Don’t get me wrong, it is an incredible feeling to be wanted all the time by your child. Talk about an ego boost! However, it can also be incredibly draining and exhausting.
When you find yourself reading your child’s favorite book for the millionth time or sitting down for another rousing round of tea party, it’s time to teach your toddler independent play. Not only is this practice a sanity-saver for parents, but it also helps young kids build creativity and critical-thinking skills.
Here are some tips to teach and encourage toddler independent play.
1. Create reasonable distance
Just after my daughter’s first birthday, I saw a pattern emerge. If she caught me watching her play by herself, she would instantly jump up, demand to be held or ask for an extra snack or something. At first, I caved and catered to her every whim. That said, it didn’t take long for thoughts of despair to enter my mind: would I have to sit uncomfortably on the floor and feign interest in blocks forever?
Even though I had good intentions, my attention was actually a major distraction, causing her to lose focus on the task at hand. While I would never recommend completely ignoring your child, I discovered acting a little bit aloof went a long way in encouraging independent play.
Hanging out in the same room, I busied myself with other tasks and kept watch out of the corner of my eye. I didn’t let my gaze linger, and I avoided interrupting until it was clear she was coming to a natural break in the activity. If she demanded my attention, I’d acknowledge her by quickly saying, “yes, you’re playing so nicely with your dragon! Keep it up!”

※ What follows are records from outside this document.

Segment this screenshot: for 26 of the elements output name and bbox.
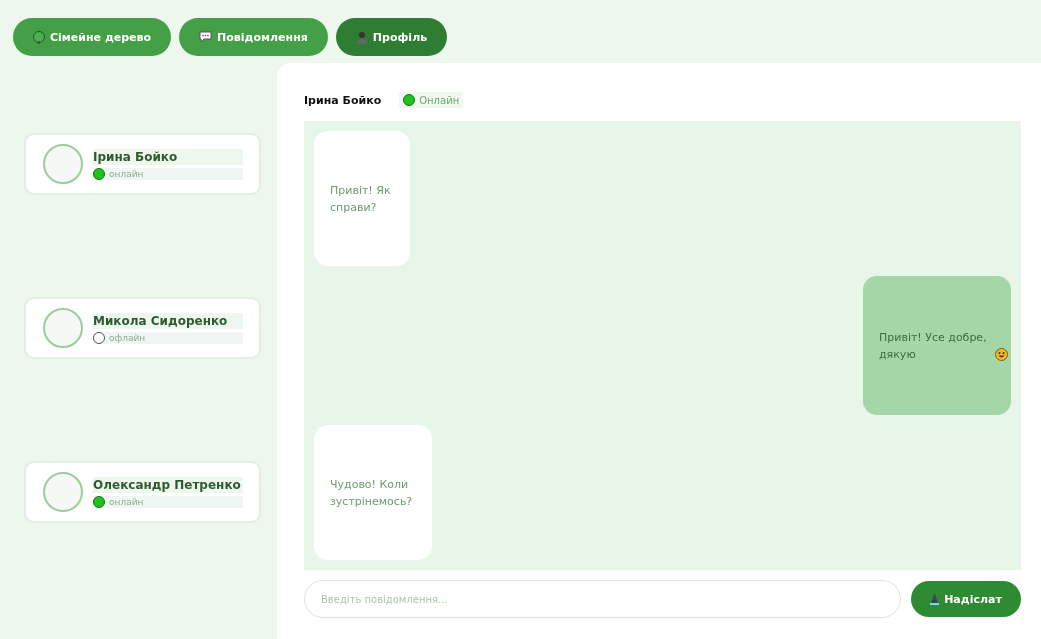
- message-text: Чудово! Коли зустрінемось?: [330, 476, 414, 510]
- contact-name: Ірина Бойко: [93, 148, 243, 165]
- contact-card[interactable]: Микола Сидоренко офлайн: [24, 297, 261, 359]
- avatar: [43, 308, 83, 348]
- chat-contact-name: Ірина Бойко: [304, 93, 382, 107]
- status-text: Онлайн: [419, 94, 460, 106]
- nav-tab[interactable]: Профіль: [335, 18, 448, 56]
- contact-name: Олександр Петренко: [93, 476, 243, 493]
- avatar: [43, 144, 83, 184]
- nav-tab[interactable]: Сімейне дерево: [13, 18, 172, 56]
- status-text: онлайн: [109, 168, 144, 179]
- nav-tab[interactable]: Повідомлення: [179, 18, 328, 56]
- contact-name: Микола Сидоренко: [93, 312, 243, 329]
- tree-icon: [33, 30, 45, 44]
- person-icon: [355, 30, 368, 44]
- message-input[interactable]: Введіть повідомлення...: [304, 580, 901, 618]
- contact-card[interactable]: Ірина Бойко онлайн: [24, 133, 261, 195]
- status-text: онлайн: [109, 496, 144, 507]
- message-text: Привіт! Усе добре, дякую: [879, 329, 988, 363]
- send-button[interactable]: Надіслат: [911, 581, 1021, 617]
- smiley-icon: [995, 347, 1008, 361]
- contact-card[interactable]: Олександр Петренко онлайн: [24, 461, 261, 523]
- status-text: офлайн: [109, 332, 146, 343]
- speech-bubble-icon: [199, 31, 213, 43]
- avatar: [43, 472, 83, 512]
- message-text: Привіт! Як справи?: [330, 182, 392, 216]
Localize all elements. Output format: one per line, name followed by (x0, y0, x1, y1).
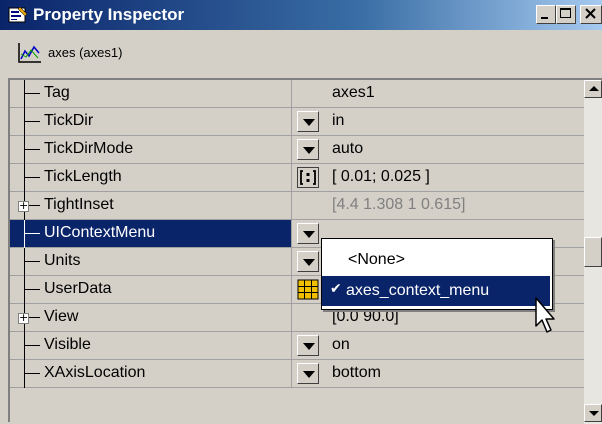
dropdown-arrow-button[interactable] (297, 363, 319, 384)
tree-line (24, 332, 25, 360)
tree-line (24, 233, 40, 234)
property-name-cell[interactable]: TickDir (10, 108, 292, 136)
property-name-cell[interactable]: + View (10, 304, 292, 332)
minimize-icon (541, 17, 548, 19)
object-label: axes (axes1) (48, 45, 123, 60)
dropdown-arrow-button[interactable] (297, 111, 319, 132)
property-name-cell[interactable]: XAxisLocation (10, 360, 292, 388)
property-name: View (44, 308, 79, 325)
property-value[interactable]: on (332, 336, 350, 354)
mouse-pointer-icon (535, 297, 555, 333)
property-name-cell[interactable]: Units (10, 248, 292, 276)
dropdown-option-none[interactable]: <None> (322, 245, 550, 275)
tree-line (24, 220, 25, 248)
tree-line (24, 136, 25, 164)
dropdown-arrow-button[interactable] (297, 335, 319, 356)
close-icon (585, 8, 596, 19)
tree-line (24, 261, 40, 262)
property-name-cell[interactable]: Tag (10, 80, 292, 108)
window-title: Property Inspector (33, 5, 185, 24)
scroll-up-button[interactable] (584, 80, 602, 98)
tree-line (24, 248, 25, 276)
tree-line (24, 177, 40, 178)
scroll-thumb[interactable] (584, 237, 602, 267)
property-name: UserData (44, 280, 112, 297)
tree-line (24, 149, 40, 150)
property-name: TickDirMode (44, 140, 134, 157)
property-value[interactable]: [4.4 1.308 1 0.615] (332, 196, 465, 214)
property-row[interactable]: TickDir in (10, 108, 584, 136)
property-value[interactable]: bottom (332, 364, 381, 382)
property-row[interactable]: TickDirMode auto (10, 136, 584, 164)
property-name-cell[interactable]: TickLength (10, 164, 292, 192)
checkmark-icon: ✔ (330, 281, 342, 297)
property-inspector-icon (8, 6, 28, 23)
property-name: Visible (44, 336, 91, 353)
tree-line (24, 80, 25, 108)
property-name: UIContextMenu (44, 224, 156, 241)
array-editor-icon[interactable] (297, 167, 319, 188)
property-row[interactable]: XAxisLocation bottom (10, 360, 584, 388)
property-name: Tag (44, 84, 70, 101)
tree-line (24, 108, 25, 136)
tree-line (24, 121, 40, 122)
dropdown-option-label: <None> (348, 251, 405, 268)
property-row[interactable]: Visible on (10, 332, 584, 360)
tree-line (24, 373, 40, 374)
vertical-scrollbar[interactable] (584, 80, 602, 424)
expand-toggle-icon[interactable]: + (18, 312, 29, 324)
property-value[interactable]: auto (332, 140, 363, 158)
tree-line (24, 345, 40, 346)
scroll-down-button[interactable] (584, 404, 602, 422)
dropdown-option-axes-context-menu[interactable]: ✔ axes_context_menu (322, 276, 550, 306)
property-value[interactable]: in (332, 112, 344, 130)
property-value[interactable]: [ 0.01; 0.025 ] (332, 168, 430, 186)
property-name: XAxisLocation (44, 364, 146, 381)
property-value[interactable]: [0.0 90.0] (332, 308, 399, 326)
property-name-cell[interactable]: TickDirMode (10, 136, 292, 164)
property-value[interactable]: axes1 (332, 84, 375, 102)
tree-line (24, 276, 25, 304)
property-name: Units (44, 252, 81, 269)
dropdown-arrow-button[interactable] (297, 251, 319, 272)
property-name: TickDir (44, 112, 94, 129)
axes-plot-icon (18, 43, 41, 63)
object-header: axes (axes1) (0, 30, 602, 76)
dropdown-arrow-button[interactable] (297, 139, 319, 160)
property-row[interactable]: Tag axes1 (10, 80, 584, 108)
maximize-icon (560, 8, 571, 18)
property-name-cell[interactable]: UIContextMenu (10, 220, 292, 248)
tree-line (24, 289, 40, 290)
property-name-cell[interactable]: Visible (10, 332, 292, 360)
title-bar[interactable]: Property Inspector (0, 0, 602, 30)
property-name: TickLength (44, 168, 122, 185)
tree-line (24, 164, 25, 192)
dropdown-option-label: axes_context_menu (346, 282, 490, 299)
tree-line (24, 360, 25, 388)
close-button[interactable] (580, 5, 602, 24)
dropdown-arrow-button[interactable] (297, 223, 319, 244)
context-menu-dropdown-list[interactable]: <None> ✔ axes_context_menu (321, 238, 553, 310)
minimize-button[interactable] (536, 5, 556, 24)
property-row[interactable]: + TightInset [4.4 1.308 1 0.615] (10, 192, 584, 220)
expand-toggle-icon[interactable]: + (18, 200, 29, 212)
property-inspector-window: Property Inspector axes (axes1) Tag axes1… (0, 0, 602, 424)
tree-line (24, 93, 40, 94)
property-name-cell[interactable]: + TightInset (10, 192, 292, 220)
property-name-cell[interactable]: UserData (10, 276, 292, 304)
property-row[interactable]: TickLength [ 0.01; 0.025 ] (10, 164, 584, 192)
property-name: TightInset (44, 196, 114, 213)
grid-editor-icon[interactable] (297, 279, 319, 300)
maximize-button[interactable] (556, 5, 576, 24)
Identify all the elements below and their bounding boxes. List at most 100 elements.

This was so effective that my husband and I even started playfully reminding each other to “don’t watch!” when our daughter became immersed in a toy or activity. Of course, if she really needs us, she has our full, undivided attention. However, if she’s fed, clean, safe, we just let her do her thing.
2. Strategically offer praise
When she comes to a stopping point after playing alone for a few minutes, I might stroll across the room while casually saying, “I like how you’re playing with your doll! That looks fun!”
I also offer praise when she has wrapped up an activity and we’re sitting down for a snack at the table. Over string cheese or goldfish, I tell her how much I liked how she was playing nicely in her tent or reading a book on the floor.
3. Let her choose
One way to empower toddler independent play is to let them choose. A choice not only provides a sense of ownership, but it also comes with a whole host of other benefits that prepare your little one for a lifetime of independence. I usually offer two play options, then step back to give her some space to explore her chosen activity.
4. Lead by example
I decided that if I worked on a task by myself in the same room as my daughter, she might be encouraged to emulate the same independent behaviors.
Our family room and kitchen share the same space, so while she’s occupied in her play area, I respond to emails, clean out the dishwasher, prepare her snack, or even run the vacuum. If she races over and tries to join me, I explain that Mommy is working on something by herself, and she can do something on her own too. I do this in small increments, so if she asks to join me several times over the course of a couple of hours, I’m typically only redirecting her once or twice.
We are very fortunate to have an abundance of toys in our house. However, studies show there really can be too much of a good thing in the toy department.
Play quality significantly decreases when toddlers become overwhelmed or overstimulated by a room full of toys. Instead of presenting every doll, truck and puzzle, keep a few out and regularly recycle the items between the playroom shelves and the storage closet. Not only will the toys seem brand new to her each time they are reintroduced, your little one will become more creative and improve their attention spans.
These are the tips and tricks that worked well for us. Now, at nineteen months old, she can play independently for 10-20 minutes at a time. Best of all, I can join her when I want to, not because I have to. What tactics worked to encourage toddler independent play in your household?